An Example of Data Reshaping Daily Life in China

Posted on by Genise Choy

As part of the Global Urban Humanities Initiative Colloquium called Reading Cities, Sensing Cities we have asked students and visitors to write responses to each of the weekly guest lectures.


September 25, 2014
Sensing San Leandro: Capturing Cityscapes Through Sensors
Greg Niemeyer (Art Practice) and Ron Rael (Architecture and Art Practice)

Presentation available here.
Video of the conversation available here.
Niemeyer and Rael discussed how using sensors to collect data allow “reality-based” decisions about places to be made, using projects that they and their students have undertaken in San Leandro as examples.


by Mengyuan Jin

At a time of increasing data–orientation, Greg Niemeyer and Ronald Rael brought us a great lecture to rethink building the city based on data collection and use. The system they proposed for data collection and amendment as a way to sense and “upload” the city inspires me a lot and reminds me of the concept of “collective intelligence,” which is shared intelligence resulting from collective effects and appears in consensus decision making.



Research groups at MIT describe collective intelligence in today’s terms.
https://thoughtblox.com/bloc/195/collective-intelligence-for-social-good/public/?TBD4PU


As they mentioned in the lecture, the data collected from citizens can help cities, counties, developers and designers to figure out priorities and understand how citizens want to use the place.  This data can present not only efficient customer feedback, since the citizens are the users of the city, but also a significant collection of social knowledge. If the system achieves maturity, the way we plan and design the cityscape, with more citizen involvement, will change a lot.

There is an interesting city phenomenon which is actually a new order happening in China based on public scrutiny from review websites. There was a big demand for basic goods and services when China’s economic reform began in 1978. In that period, business success meant imitating western countries by importing goods and services, which caused low quality-of-life services in China. People were so “hungry” to grab things for their homes that even they had no time to complain about the poor quality of services. What changes the situation now is that apps and websites used by people when rating a restaurant or something else in China are platforms that bring a huge group of people’s feedback together and create a new user-driven standard for the market.

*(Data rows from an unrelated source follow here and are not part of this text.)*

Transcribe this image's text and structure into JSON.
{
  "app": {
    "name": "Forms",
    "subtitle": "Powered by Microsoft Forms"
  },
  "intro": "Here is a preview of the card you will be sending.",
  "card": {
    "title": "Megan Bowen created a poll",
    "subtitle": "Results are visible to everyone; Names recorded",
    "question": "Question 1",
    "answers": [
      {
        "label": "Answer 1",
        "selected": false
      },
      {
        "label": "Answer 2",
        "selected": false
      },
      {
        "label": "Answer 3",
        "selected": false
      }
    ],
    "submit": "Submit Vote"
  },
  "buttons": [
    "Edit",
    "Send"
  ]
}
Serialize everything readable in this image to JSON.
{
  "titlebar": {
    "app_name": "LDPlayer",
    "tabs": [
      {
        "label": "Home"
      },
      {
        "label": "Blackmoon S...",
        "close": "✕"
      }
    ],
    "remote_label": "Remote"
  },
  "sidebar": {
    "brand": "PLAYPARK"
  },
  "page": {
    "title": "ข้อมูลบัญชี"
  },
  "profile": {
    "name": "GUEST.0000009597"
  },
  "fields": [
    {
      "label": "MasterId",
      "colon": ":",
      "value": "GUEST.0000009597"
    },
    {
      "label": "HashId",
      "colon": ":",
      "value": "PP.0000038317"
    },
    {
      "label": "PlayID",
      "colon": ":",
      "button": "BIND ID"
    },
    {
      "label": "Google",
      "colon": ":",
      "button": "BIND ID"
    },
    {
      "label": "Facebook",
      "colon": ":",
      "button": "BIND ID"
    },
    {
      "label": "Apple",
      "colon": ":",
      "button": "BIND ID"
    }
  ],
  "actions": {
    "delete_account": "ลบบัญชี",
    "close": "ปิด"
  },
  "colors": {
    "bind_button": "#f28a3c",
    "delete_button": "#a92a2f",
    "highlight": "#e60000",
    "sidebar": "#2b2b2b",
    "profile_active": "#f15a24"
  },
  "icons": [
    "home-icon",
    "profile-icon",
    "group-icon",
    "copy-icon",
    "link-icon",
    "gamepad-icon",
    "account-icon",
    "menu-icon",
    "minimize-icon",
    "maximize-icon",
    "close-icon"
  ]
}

Greg Niemeyer, Black Cloud, 2008
http://lunch-bytes.com/artists-experts/Niemeyer-greg/


This is a clear example of how people evolving with data technology can ‘reshape’ their daily lives. So, the method Greg talks about in his art project the Black Cloud (2008) inspires me a lot. Black Cloud helped high school students sense air quality and take actions to benefit indoor air quality. Also, this series of methods could be an effective way to collect citizens’ group wisdom and use the data to improve and reform the city. However, some problems deserve much research work such as how to quantify data on human behavior.

Mengyuan Jin is a student in the Master of Landscape Architecture program at the UC Berkeley College of Environmental Design.